GÜRCÜ KARDEŞLERİMİZE

TLETSERUK Nahit Serbes
31.03.2010

Gürcülerin uzun tarihi, gelişmiş köklü bir kültürleri vardır. Trans Kafkasya’nın ilk üniversitesi olan Tiflis Üniversitesi, Gürcü dili ve alfabesi bu gelişmiş, kültürlerinin ürünleridir. Ancak bu gün Gürcistan halkı bu gelişmiş kültüre yakışmayacak bir şekilde yoksulluk içerisindedir. Kuşkusuz bunun da en başta gelen nedeni Gürcü elitlerinin savaş yanlısı saldırgan politikalarıdır. Savaş ve barış kararlarını bu ırkçı politikacıların vermesi, milli servet kayıplarına sebep olmakta, savaşın sıkıntılarını da yoksul Gürcü halkı ve diğer komşu halklar (Abhaz- Oset) halkları çekmektedir.

Yukarıdaki bu sözlerimizin ne derece doğru olduğunu anlamak için, yakın tarihteki Abaza Gürcü ilişkilerine kısaca göz atmak yeter.

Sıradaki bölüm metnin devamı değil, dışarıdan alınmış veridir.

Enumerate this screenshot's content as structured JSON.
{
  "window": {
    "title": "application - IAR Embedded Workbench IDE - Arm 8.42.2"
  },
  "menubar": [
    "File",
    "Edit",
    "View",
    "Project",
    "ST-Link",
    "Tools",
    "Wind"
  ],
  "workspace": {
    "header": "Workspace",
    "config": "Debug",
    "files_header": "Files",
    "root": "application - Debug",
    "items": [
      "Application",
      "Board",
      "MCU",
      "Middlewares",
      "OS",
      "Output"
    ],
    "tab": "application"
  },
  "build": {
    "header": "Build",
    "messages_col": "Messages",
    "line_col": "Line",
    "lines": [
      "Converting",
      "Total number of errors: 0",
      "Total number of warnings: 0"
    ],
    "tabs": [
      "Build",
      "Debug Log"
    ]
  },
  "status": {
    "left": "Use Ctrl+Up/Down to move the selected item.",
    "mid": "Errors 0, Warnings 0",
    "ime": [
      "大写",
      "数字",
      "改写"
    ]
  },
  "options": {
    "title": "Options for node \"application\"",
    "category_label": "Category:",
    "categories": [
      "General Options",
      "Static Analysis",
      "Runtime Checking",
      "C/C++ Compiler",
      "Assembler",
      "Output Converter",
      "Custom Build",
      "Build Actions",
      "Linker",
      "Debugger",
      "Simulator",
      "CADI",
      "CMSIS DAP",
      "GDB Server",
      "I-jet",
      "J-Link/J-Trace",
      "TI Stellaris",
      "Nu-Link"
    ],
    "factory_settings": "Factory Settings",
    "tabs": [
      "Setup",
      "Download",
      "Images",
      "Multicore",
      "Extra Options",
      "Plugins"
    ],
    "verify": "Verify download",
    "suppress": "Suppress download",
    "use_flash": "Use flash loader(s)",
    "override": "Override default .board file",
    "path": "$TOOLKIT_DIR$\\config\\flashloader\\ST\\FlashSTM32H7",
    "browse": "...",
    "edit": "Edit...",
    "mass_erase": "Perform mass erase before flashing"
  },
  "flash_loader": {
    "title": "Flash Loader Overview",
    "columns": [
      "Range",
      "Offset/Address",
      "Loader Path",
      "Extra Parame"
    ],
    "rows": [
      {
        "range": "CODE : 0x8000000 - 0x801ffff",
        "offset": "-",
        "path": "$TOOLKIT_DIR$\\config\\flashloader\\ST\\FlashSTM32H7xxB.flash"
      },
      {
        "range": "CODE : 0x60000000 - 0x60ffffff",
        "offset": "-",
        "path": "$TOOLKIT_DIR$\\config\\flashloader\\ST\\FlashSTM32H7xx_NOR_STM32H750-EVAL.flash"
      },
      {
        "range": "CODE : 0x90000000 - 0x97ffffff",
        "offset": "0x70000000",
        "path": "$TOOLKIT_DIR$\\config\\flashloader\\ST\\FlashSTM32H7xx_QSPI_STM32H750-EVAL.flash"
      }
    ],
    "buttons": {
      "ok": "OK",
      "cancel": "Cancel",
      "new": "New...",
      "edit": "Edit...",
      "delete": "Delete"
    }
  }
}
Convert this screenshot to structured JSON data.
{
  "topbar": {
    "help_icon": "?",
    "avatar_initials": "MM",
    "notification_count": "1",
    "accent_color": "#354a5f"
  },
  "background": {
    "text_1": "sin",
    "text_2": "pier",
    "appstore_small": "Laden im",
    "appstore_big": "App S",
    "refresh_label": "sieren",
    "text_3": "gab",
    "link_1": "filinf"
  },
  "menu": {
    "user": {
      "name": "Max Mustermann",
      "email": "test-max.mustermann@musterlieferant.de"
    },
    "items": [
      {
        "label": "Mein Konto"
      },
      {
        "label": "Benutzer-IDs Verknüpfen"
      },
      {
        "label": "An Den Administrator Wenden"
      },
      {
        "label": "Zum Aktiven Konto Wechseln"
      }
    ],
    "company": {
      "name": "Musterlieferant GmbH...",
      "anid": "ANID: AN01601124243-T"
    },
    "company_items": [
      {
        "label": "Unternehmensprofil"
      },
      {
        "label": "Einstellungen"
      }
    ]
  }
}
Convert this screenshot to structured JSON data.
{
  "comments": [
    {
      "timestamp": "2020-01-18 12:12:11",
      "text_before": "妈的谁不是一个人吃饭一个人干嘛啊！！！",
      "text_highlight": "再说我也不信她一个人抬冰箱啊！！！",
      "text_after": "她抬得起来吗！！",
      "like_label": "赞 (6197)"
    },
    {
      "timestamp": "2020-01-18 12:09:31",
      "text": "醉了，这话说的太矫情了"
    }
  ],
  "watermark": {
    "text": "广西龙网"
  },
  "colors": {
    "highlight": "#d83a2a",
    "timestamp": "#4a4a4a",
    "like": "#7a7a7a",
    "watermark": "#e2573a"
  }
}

1864 Sürgünü ile iyice yıpranan nüfusunun çok büyük bir kısmını kaybeden Abazalar, aradan otuz yıl geçtikten sonra 1917 Rus İhtilalini büyük bir umutla karşılayıp özgürlüğün tadını çıkarmaya hazırlanırlarken, hiç beklemedikleri tehlike ve tehditlerle yüz yüze gelmişlerdi. Kendisiyle komşu olmaktan öte ne tarihi, ne de ırki ilişkileri bulunmayan Gürcistan, Abhazları zorla boyunduruğu altına alma sevdasına düşmüştü. İngur nehrini geçen, Sohum’u ele geçiren Gürcüler bununla da yetinmemişler, Armavir demiryolu hattının ilk istasyonunu da işgal etmişlerdi. Gürcüler bu başarılarını gerçekte Alman askerlerine ve Sohum’a gelen Kazak süvari alayına borçlu bulunuyorlardı. O zaman Abazalar bir umut olarak İstanbul’daki Kuzey Kafkasya Cemiyet-i Hayriye’sine feryat mektupları gönderiyorlardı.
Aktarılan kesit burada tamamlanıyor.